Open Letter to Bear Grylls

Dear Bear

I have just watched one of your ‘survival’ programmes (obviously one of the endless repeats on a free-view channel) based in the Turkish mountains and all in all I think that you give wild food a bad name.

You were in beautiful countryside one minute –  you were building a raft from whippy young trees and climbing down a waterfall – to me that would be the ideal location for food in abundance – the next you were in a desert eating a couple of slugs which you had boiled in a teaspoon a water (and then you drank that)  you then proceeded to dig unsuccessfully for water and eat a live scorpion.  You then seemed to be surprised that you were suffering from diarrhoea.  The only plants you were interested in were ones with soft leaves!

Had you stayed by the river and foraged I am sure you would have found wild foods in abundance, many waterside and woodland plants are both edible and tasty – even you were struggling with swallowing your slug.  Later I admit you plucked a nettle, but only to show us how ‘hard’ you are by pulling off all the leaves to make cordage – you could have been making nutritious and tasty soup with those leaves!

Why do you do this to yourself? It does nothing to promote the benefits of wild food foraging, only just how difficult and dangerous it can be.

 

 

Sunday was a great walking day – bright sunshine interspersed with face stinging hail!  I walked a long walk (to Beeley Moor above Chatsworth) and was amazed by the variety of wild food to be foraged so early in the year.  Looking back over past year’s blogs its sometimes not until the end of March that there is anything to be foraged at all.  A full list here would be a bit boring – but these are some of the highlights

  • a very large patch of Bistort – cooked like spinach – Bistort is like a smaller dock 
  • some tansy
  • first signs of wood sorrel

I was also very aware that whilst the trees are still bare its a useful time to be thinking about your ‘wild food map’ for later in the year – wild raspberry canes are clear in the undergrowth, damson and sloe bushes are coming into flower, as are some wild (or alpine) strawberries in sheltered areas, I also came across two patches of gooseberries coming into leaf (probably garden escapes, but still wild food if they fruit).  Definitely one or two places to revisit later in the year.

 

Spring Snacks

I was lucky enough to be able to take a day out of my working week to visit Calke Abbey in Derbyshire with my sister and niece for a girlie day out – National Trust cafe and walled garden.  Not everyone’s cup of tea, but we had a lovely time 🙂 despite the wind and we back in the car just as the rain started to fall.

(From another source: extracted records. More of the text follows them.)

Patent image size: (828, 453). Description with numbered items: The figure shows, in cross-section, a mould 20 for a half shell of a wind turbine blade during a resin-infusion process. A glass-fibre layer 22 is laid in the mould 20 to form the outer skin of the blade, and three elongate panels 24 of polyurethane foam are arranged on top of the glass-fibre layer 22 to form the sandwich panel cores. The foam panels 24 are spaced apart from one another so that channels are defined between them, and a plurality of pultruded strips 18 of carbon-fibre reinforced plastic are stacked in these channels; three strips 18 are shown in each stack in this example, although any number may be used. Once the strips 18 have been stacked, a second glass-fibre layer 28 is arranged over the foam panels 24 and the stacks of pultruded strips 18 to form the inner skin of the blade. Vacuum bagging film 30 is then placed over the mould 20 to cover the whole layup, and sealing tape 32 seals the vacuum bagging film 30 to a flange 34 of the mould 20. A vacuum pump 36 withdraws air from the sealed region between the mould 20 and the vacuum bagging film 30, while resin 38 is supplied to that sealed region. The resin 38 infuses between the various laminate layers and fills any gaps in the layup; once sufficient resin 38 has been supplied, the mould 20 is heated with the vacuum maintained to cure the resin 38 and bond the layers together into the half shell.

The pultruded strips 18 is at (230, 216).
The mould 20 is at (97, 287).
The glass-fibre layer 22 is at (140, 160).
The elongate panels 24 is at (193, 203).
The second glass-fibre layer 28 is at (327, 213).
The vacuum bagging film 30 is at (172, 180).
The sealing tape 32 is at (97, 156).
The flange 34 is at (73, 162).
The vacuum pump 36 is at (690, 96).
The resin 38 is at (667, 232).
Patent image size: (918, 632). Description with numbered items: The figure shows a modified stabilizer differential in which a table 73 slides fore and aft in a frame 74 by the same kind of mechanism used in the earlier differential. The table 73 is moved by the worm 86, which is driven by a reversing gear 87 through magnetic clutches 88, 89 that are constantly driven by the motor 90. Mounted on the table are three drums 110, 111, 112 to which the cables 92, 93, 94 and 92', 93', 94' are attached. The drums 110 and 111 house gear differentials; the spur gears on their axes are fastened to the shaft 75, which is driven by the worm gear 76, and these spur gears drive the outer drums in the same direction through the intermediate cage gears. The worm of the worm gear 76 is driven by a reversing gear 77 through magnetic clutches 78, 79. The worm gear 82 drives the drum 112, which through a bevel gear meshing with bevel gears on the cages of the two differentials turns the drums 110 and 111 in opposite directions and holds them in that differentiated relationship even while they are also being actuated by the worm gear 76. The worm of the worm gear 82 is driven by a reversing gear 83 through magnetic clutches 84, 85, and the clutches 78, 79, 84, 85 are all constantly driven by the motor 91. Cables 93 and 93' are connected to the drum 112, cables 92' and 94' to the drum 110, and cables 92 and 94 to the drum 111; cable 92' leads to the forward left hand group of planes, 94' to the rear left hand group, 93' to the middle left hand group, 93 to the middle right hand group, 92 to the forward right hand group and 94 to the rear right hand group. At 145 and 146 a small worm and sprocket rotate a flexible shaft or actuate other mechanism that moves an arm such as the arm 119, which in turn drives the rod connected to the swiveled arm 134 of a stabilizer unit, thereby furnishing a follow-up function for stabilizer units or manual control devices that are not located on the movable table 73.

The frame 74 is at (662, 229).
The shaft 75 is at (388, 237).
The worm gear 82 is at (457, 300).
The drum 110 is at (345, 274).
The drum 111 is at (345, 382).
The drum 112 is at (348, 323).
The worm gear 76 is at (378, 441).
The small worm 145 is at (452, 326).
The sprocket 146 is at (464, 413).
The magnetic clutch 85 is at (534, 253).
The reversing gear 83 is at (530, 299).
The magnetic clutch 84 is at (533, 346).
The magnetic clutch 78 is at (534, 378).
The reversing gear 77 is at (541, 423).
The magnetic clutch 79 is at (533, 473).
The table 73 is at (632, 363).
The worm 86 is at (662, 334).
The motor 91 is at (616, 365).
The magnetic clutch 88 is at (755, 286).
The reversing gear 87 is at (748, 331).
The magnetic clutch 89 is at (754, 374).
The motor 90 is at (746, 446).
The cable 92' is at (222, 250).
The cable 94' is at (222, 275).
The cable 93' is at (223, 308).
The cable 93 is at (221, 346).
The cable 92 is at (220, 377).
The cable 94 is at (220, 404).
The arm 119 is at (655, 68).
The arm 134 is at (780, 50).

A walk through the grounds gave me my first taste of several early ‘ambulating snacks’ – sorrel – so shape and bright, hogweed shoots – peeled of their hairy coat have a peppery-celery taste and… I just had to show off  – pinching out the top of a nettle, rubbing it hard between finger and thumb and eating it raw – cool trick – no sting and lots of early spring goodness.

 

Spring in Shipley

Shipley Park yesterday afternoon was perfect for a bike ride to blow away the cobwebs along with the last of my cold.  Plenty of ingredients for a spring salad – starting of with chickweed, sweet and plentiful, a handful of early hawthorn leaves, some cow parsley (be sure of your identification at this early stage), a handful of dandelion leaves – the newer and less toothed the less bitter, some hairy bittercress adds a pop of  flavour, as does wild garlic and garlic mustard (jack by the hedge) add to this some chopped early hogweed stem, a few gorse flowers – adding a splash of bright colour (do they taste of peas or coconut?).

Most walks urban or countryside will provide a variety like this, enough to make an interesting mixed leaf salad with far more taste and vitamins than anything you can pick up in the supermarket.

 

Warmest Day of the Year so Far!

Well, we are at the beginning of March – as I recall pretty near the start of the year, winter is just coming to a close…the media is running with headlines that we are having the warmest day of the year so far…that would be a headline if it was November or even September, but March?? Surely it’s not really news that it is warmer than January or February??

Anyway – rant over – this unseasonably warm weather has resulted in some brilliant very early foraging, before even the snowdrops have finished.  The hawthorn leaves have already started to sprout – grab a handful and pop in a cheese sandwich adding a great nutty taste; wild garlic leaves are popping up in all sorts of places – around streams and ponds – it prefers damp growing conditions – use a handful wherever you would use bulb garlic; garlic mustard in the bottoms of hedges – pick it only in those areas not in the DPZ (dog pee zone); dandelions and nettles are both also coming up – nettle soup will very soon be on the menu for my lunch.